If you are building or renovating anywhere in hot India, fixed external shading should be near the top of your facade budget, not an afterthought. Start with orientation: put your big glass on the north and south where it is easy to shade, and be ruthless about the east and especially the west. Shade the south with horizontal louvres, a deep overhang or a chajja; shade the east and west with vertical fins; use an eggcrate on the harsh corners. Size the depth to the cut-off angle for your city's sun, and let the Eco-Niwas Samhita projection-factor credit reward you for it. Choose a material you can clean — and design the access to clean it. Reach for moving, motorised shading only when a fixed device truly cannot do the job, because fixed shading has no motors to fail and lasts the life of the building. And before any of it, ask the honest question: would a deep chajja or a verandah do this more cheaply? Often, in India, it would.

Sources

  • Bureau of Energy Efficiency, Government of India — Eco-Niwas Samhita (Energy Conservation Building Code for Residential Buildings), Part I: Building Envelope — for window-wall ratio, RETV and the projection-factor (overhang and side-fin) shading provisions.

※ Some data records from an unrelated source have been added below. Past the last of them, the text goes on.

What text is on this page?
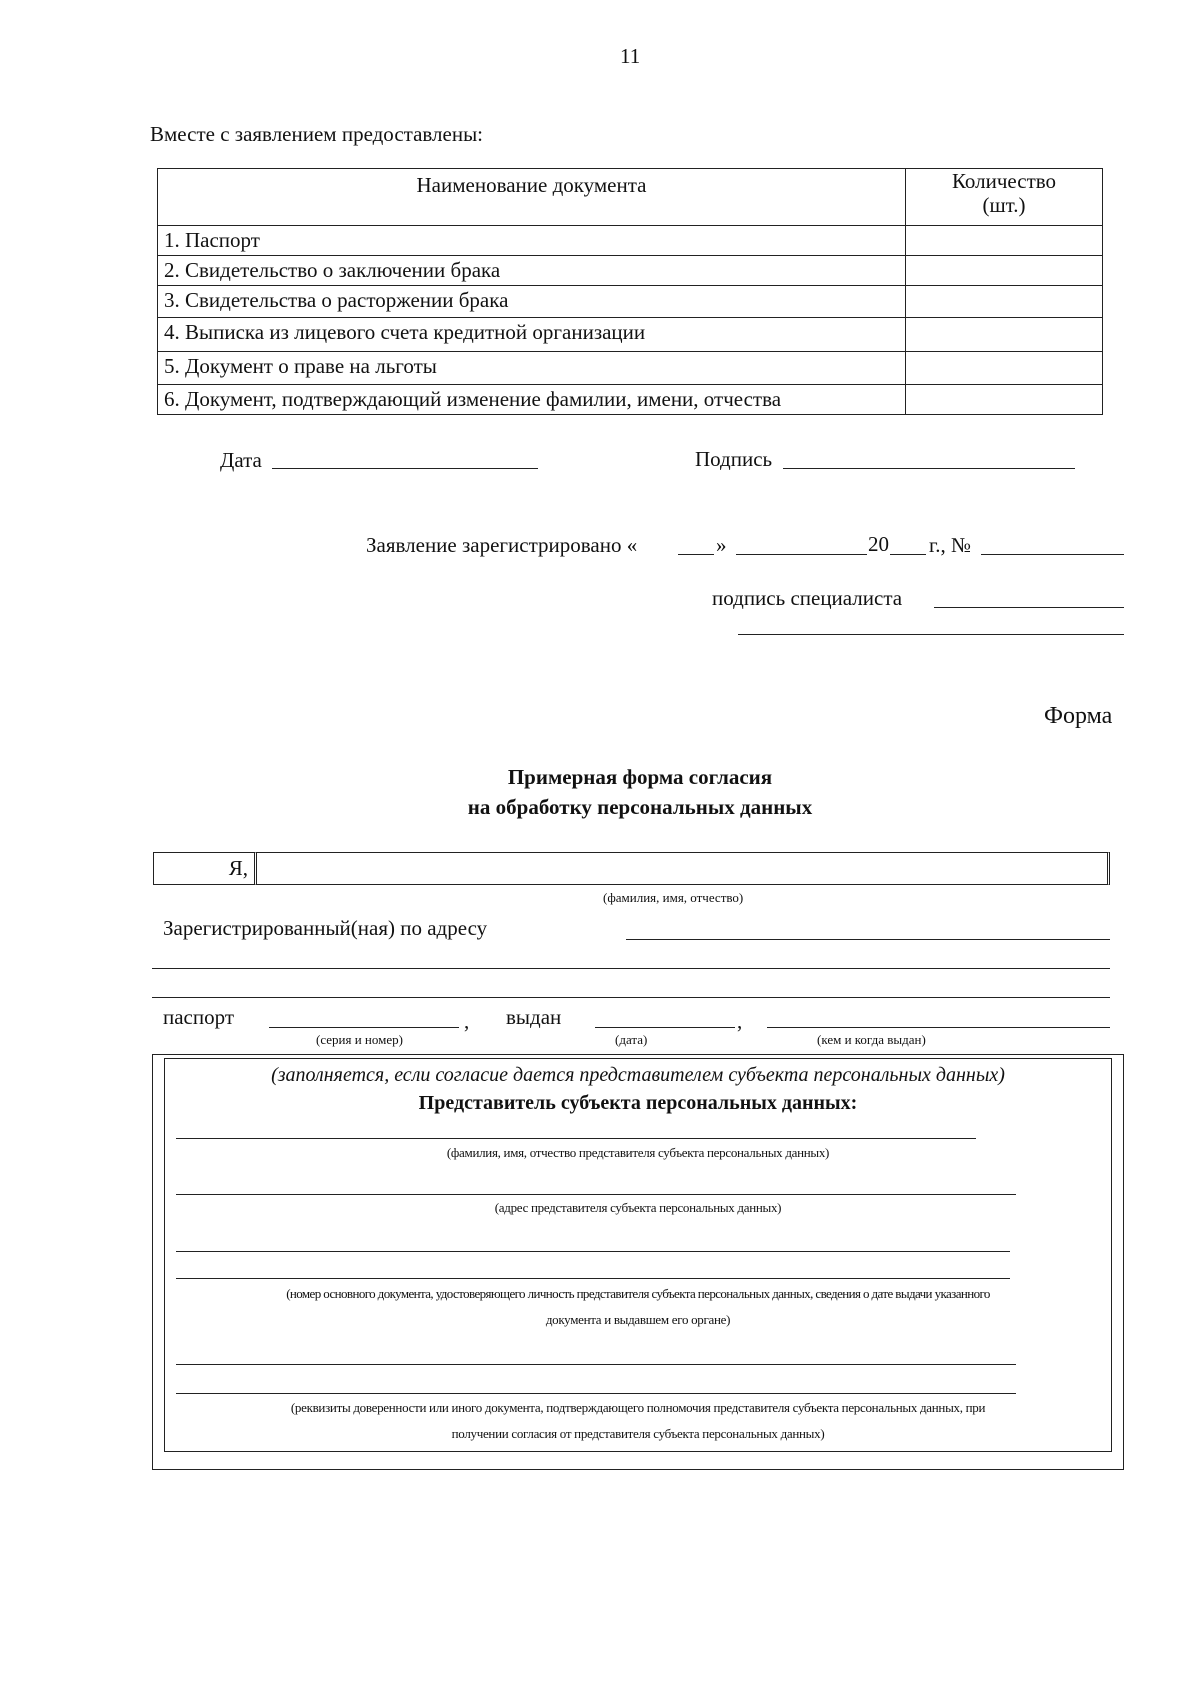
11
Вместе с заявлением предоставлены:
Наименование документа	Количество
(шт.)

1. Паспорт	
2. Свидетельство о заключении брака	
3. Свидетельства о расторжении брака	
4. Выписка из лицевого счета кредитной организации	
5. Документ о праве на льготы	
6. Документ, подтверждающий изменение фамилии, имени, отчества	
Дата	Подпись
Заявление зарегистрировано «	»	20 г., №
подпись специалиста
Форма
Примерная форма согласия
на обработку персональных данных
Я,
(фамилия, имя, отчество)
Зарегистрированный(ная) по адресу
паспорт	, выдан	,
(серия и номер)	(дата)	(кем и когда выдан)
(заполняется, если согласие дается представителем субъекта персональных данных)
Представитель субъекта персональных данных:
(фамилия, имя, отчество представителя субъекта персональных данных)
(адрес представителя субъекта персональных данных)
(номер основного документа, удостоверяющего личность представителя субъекта персональных данных, сведения о дате выдачи указанного
документа и выдавшем его органе)
(реквизиты доверенности или иного документа, подтверждающего полномочия представителя субъекта персональных данных, при
получении согласия от представителя субъекта персональных данных)
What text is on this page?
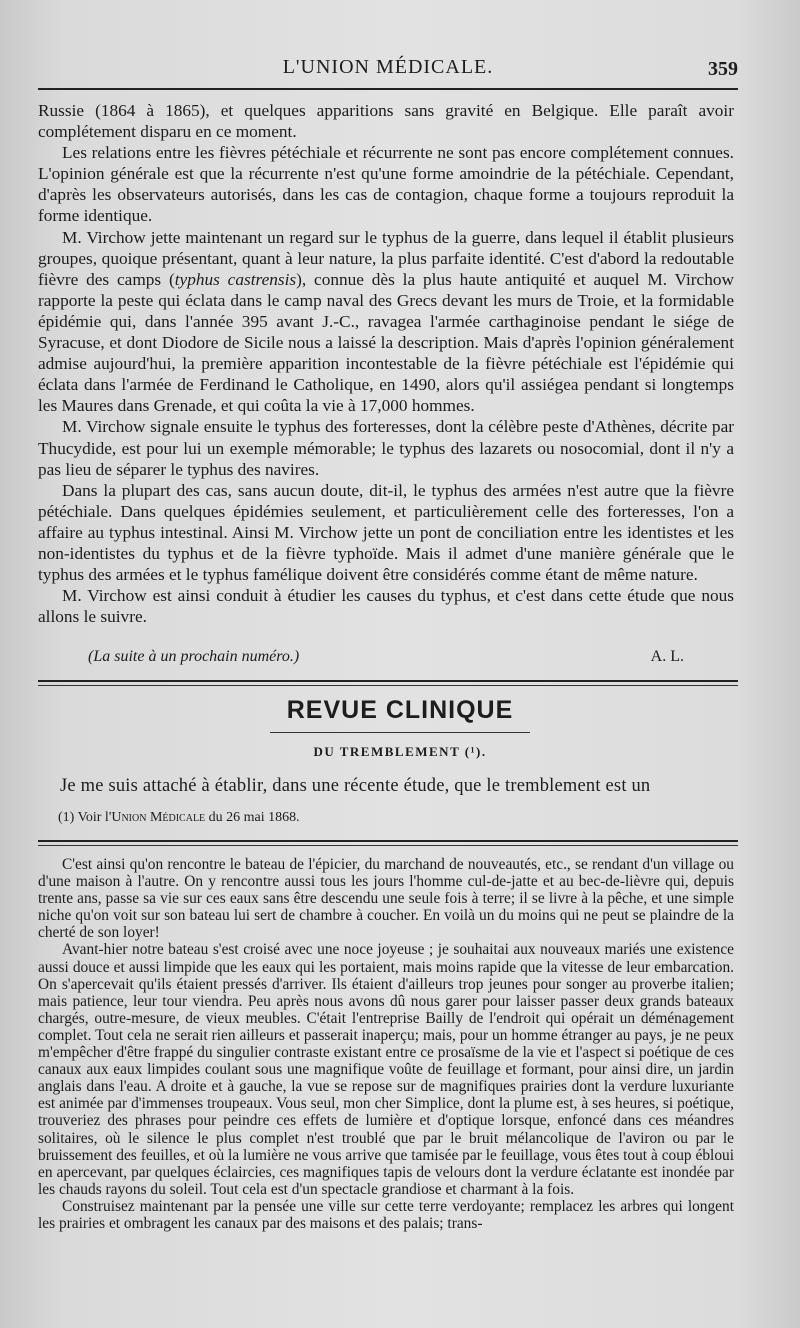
L'UNION MÉDICALE.	359

Russie (1864 à 1865), et quelques apparitions sans gravité en Belgique. Elle paraît avoir complétement disparu en ce moment.

Les relations entre les fièvres pétéchiale et récurrente ne sont pas encore complétement connues. L'opinion générale est que la récurrente n'est qu'une forme amoindrie de la pétéchiale. Cependant, d'après les observateurs autorisés, dans les cas de contagion, chaque forme a toujours reproduit la forme identique.

M. Virchow jette maintenant un regard sur le typhus de la guerre, dans lequel il établit plusieurs groupes, quoique présentant, quant à leur nature, la plus parfaite identité. C'est d'abord la redoutable fièvre des camps (typhus castrensis), connue dès la plus haute antiquité et auquel M. Virchow rapporte la peste qui éclata dans le camp naval des Grecs devant les murs de Troie, et la formidable épidémie qui, dans l'année 395 avant J.-C., ravagea l'armée carthaginoise pendant le siége de Syracuse, et dont Diodore de Sicile nous a laissé la description. Mais d'après l'opinion généralement admise aujourd'hui, la première apparition incontestable de la fièvre pétéchiale est l'épidémie qui éclata dans l'armée de Ferdinand le Catholique, en 1490, alors qu'il assiégea pendant si longtemps les Maures dans Grenade, et qui coûta la vie à 17,000 hommes.

M. Virchow signale ensuite le typhus des forteresses, dont la célèbre peste d'Athènes, décrite par Thucydide, est pour lui un exemple mémorable; le typhus des lazarets ou nosocomial, dont il n'y a pas lieu de séparer le typhus des navires.

Dans la plupart des cas, sans aucun doute, dit-il, le typhus des armées n'est autre que la fièvre pétéchiale. Dans quelques épidémies seulement, et particulièrement celle des forteresses, l'on a affaire au typhus intestinal. Ainsi M. Virchow jette un pont de conciliation entre les identistes et les non-identistes du typhus et de la fièvre typhoïde. Mais il admet d'une manière générale que le typhus des armées et le typhus famélique doivent être considérés comme étant de même nature.

M. Virchow est ainsi conduit à étudier les causes du typhus, et c'est dans cette étude que nous allons le suivre.

(La suite à un prochain numéro.)	A. L.
REVUE CLINIQUE
DU TREMBLEMENT (¹).
Je me suis attaché à établir, dans une récente étude, que le tremblement est un
(1) Voir l'Union Médicale du 26 mai 1868.

C'est ainsi qu'on rencontre le bateau de l'épicier, du marchand de nouveautés, etc., se rendant d'un village ou d'une maison à l'autre. On y rencontre aussi tous les jours l'homme cul-de-jatte et au bec-de-lièvre qui, depuis trente ans, passe sa vie sur ces eaux sans être descendu une seule fois à terre; il se livre à la pêche, et une simple niche qu'on voit sur son bateau lui sert de chambre à coucher. En voilà un du moins qui ne peut se plaindre de la cherté de son loyer!

Avant-hier notre bateau s'est croisé avec une noce joyeuse ; je souhaitai aux nouveaux mariés une existence aussi douce et aussi limpide que les eaux qui les portaient, mais moins rapide que la vitesse de leur embarcation. On s'apercevait qu'ils étaient pressés d'arriver. Ils étaient d'ailleurs trop jeunes pour songer au proverbe italien; mais patience, leur tour viendra. Peu après nous avons dû nous garer pour laisser passer deux grands bateaux chargés, outre-mesure, de vieux meubles. C'était l'entreprise Bailly de l'endroit qui opérait un déménagement complet. Tout cela ne serait rien ailleurs et passerait inaperçu; mais, pour un homme étranger au pays, je ne peux m'empêcher d'être frappé du singulier contraste existant entre ce prosaïsme de la vie et l'aspect si poétique de ces canaux aux eaux limpides coulant sous une magnifique voûte de feuillage et formant, pour ainsi dire, un jardin anglais dans l'eau. A droite et à gauche, la vue se repose sur de magnifiques prairies dont la verdure luxuriante est animée par d'immenses troupeaux. Vous seul, mon cher Simplice, dont la plume est, à ses heures, si poétique, trouveriez des phrases pour peindre ces effets de lumière et d'optique lorsque, enfoncé dans ces méandres solitaires, où le silence le plus complet n'est troublé que par le bruit mélancolique de l'aviron ou par le bruissement des feuilles, et où la lumière ne vous arrive que tamisée par le feuillage, vous êtes tout à coup ébloui en apercevant, par quelques éclaircies, ces magnifiques tapis de velours dont la verdure éclatante est inondée par les chauds rayons du soleil. Tout cela est d'un spectacle grandiose et charmant à la fois.

Construisez maintenant par la pensée une ville sur cette terre verdoyante; remplacez les arbres qui longent les prairies et ombragent les canaux par des maisons et des palais; trans-
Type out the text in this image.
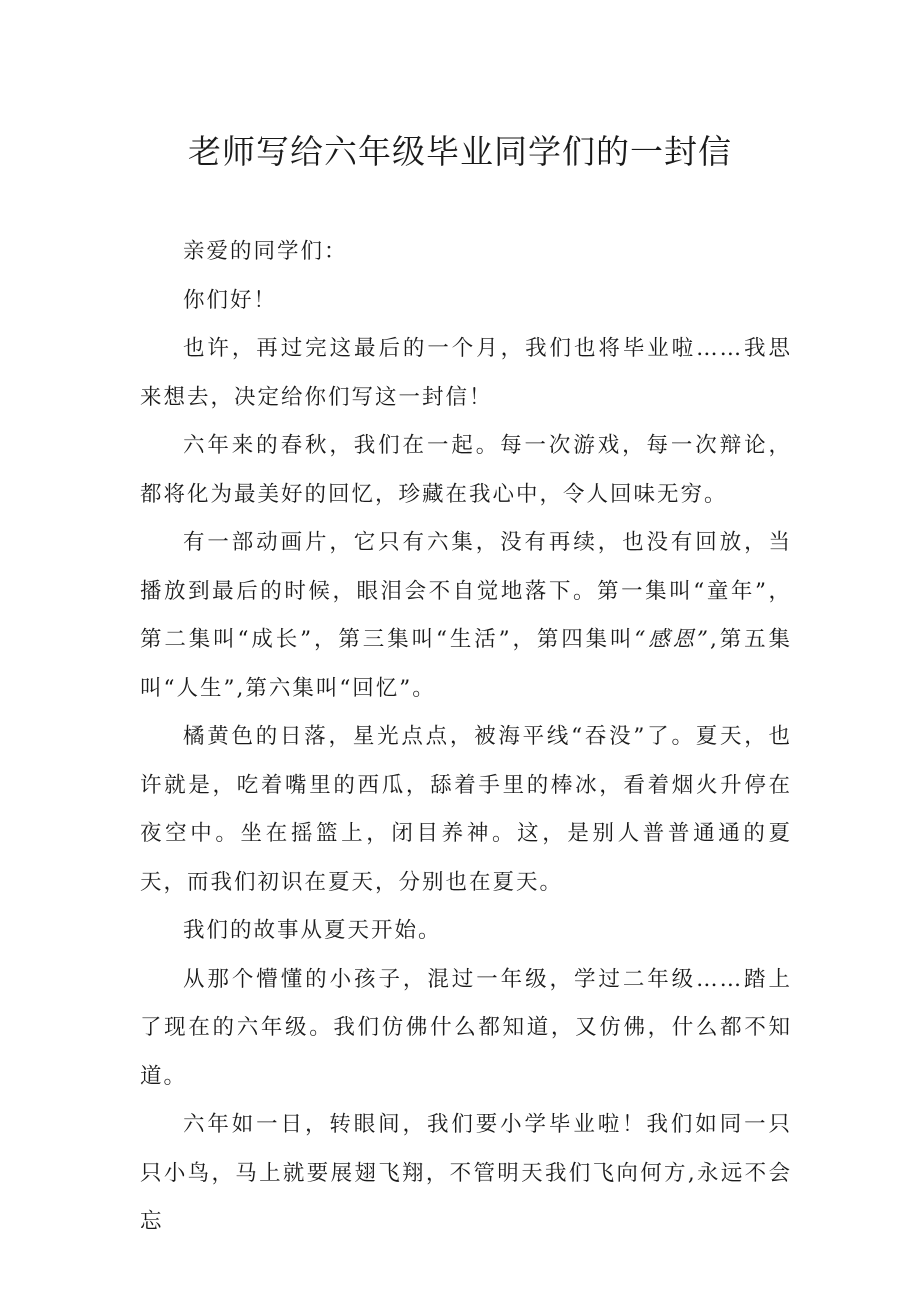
老师写给六年级毕业同学们的一封信

亲爱的同学们：

你们好！

也许，再过完这最后的一个月，我们也将毕业啦……我思来想去，决定给你们写这一封信！

六年来的春秋，我们在一起。每一次游戏，每一次辩论，都将化为最美好的回忆，珍藏在我心中，令人回味无穷。

有一部动画片，它只有六集，没有再续，也没有回放，当播放到最后的时候，眼泪会不自觉地落下。第一集叫“童年”，第二集叫“成长”，第三集叫“生活”，第四集叫“感恩”,第五集叫“人生”,第六集叫“回忆”。

橘黄色的日落，星光点点，被海平线“吞没”了。夏天，也许就是，吃着嘴里的西瓜，舔着手里的棒冰，看着烟火升停在夜空中。坐在摇篮上，闭目养神。这，是别人普普通通的夏天，而我们初识在夏天，分别也在夏天。

我们的故事从夏天开始。

从那个懵懂的小孩子，混过一年级，学过二年级……踏上了现在的六年级。我们仿佛什么都知道，又仿佛，什么都不知道。

六年如一日，转眼间，我们要小学毕业啦！我们如同一只只小鸟，马上就要展翅飞翔，不管明天我们飞向何方,永远不会忘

  • Energy Conservation Building Code (ECBC), Bureau of Energy Efficiency — external shading and solar heat gain provisions for commercial envelopes.
  • Fondation Le Corbusier and ArchDaily AD Classics — Mill Owners' Association Building, Ahmedabad (1951–54): documentation of the east/west brise-soleil and its orientation logic.
  • ArchDaily AD Classics and UNESCO World Heritage listing — Chandigarh Capitol Complex (Secretariat, Palace of Assembly, High Court): concrete brise-soleil as facade system.
  • Victor Olgyay, Design with Climate: Bioclimatic Approach to Architectural Regionalism — solar geometry, shading-mask and cut-off (shadow) angle method for sizing fixed devices.
  • Standard solar-geometry references on vertical shadow angle / cut-off angle and sun-path diagrams for sizing overhangs and fins by latitude and orientation.
  • General passive-design guidance on horizontal-versus-vertical shading by facade orientation (south = horizontal, east/west = vertical).